Conclusion: Cross-Market Cognition in the Era of Computing Power Scarcity
For investors who hold or follow Samsung stock, understanding Render Network does not mean moving capital from semiconductor stocks to crypto assets. Its value lies in providing a new dimension for understanding the supply-demand landscape of the AI computing power market.
When Samsung’s HBM production lines are running at full speed, when NVIDIA’s expected orders for GPUs reach about $1 trillion by 2027, and when the H100 one-year contract rent rises by nearly 40% within half a year—these signals are all pointing to the same conclusion: computing power shortages are structural rather than cyclical. And structural shortages inevitably lead to the emergence of alternative supplies. Decentralized compute networks are precisely a representative of such alternative supply.

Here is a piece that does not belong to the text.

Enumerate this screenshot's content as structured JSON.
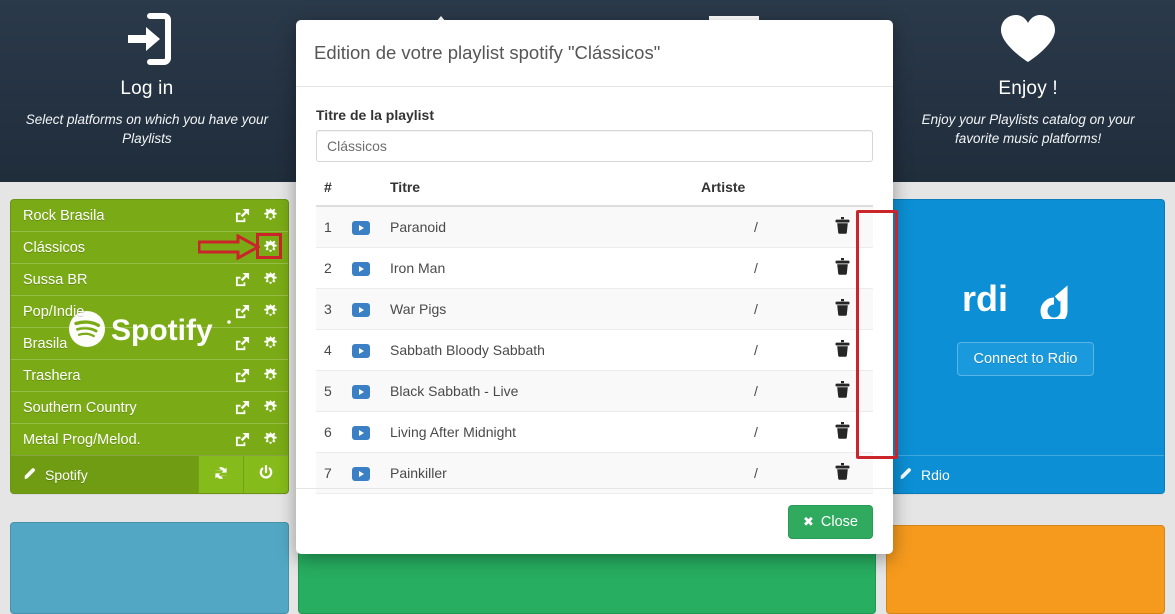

Samsung investors do not need to become crypto experts, but understanding “why users pushed out of centralized cloud systems would choose decentralized networks” and “how large the scale of that choice is” will help them grasp a more complete investment panorama of the AI computing power industry chain. In an era when computing power has become a strategic resource, investors who focus only on upstream hardware supply while ignoring downstream distribution channels may be missing an essential dimension of information.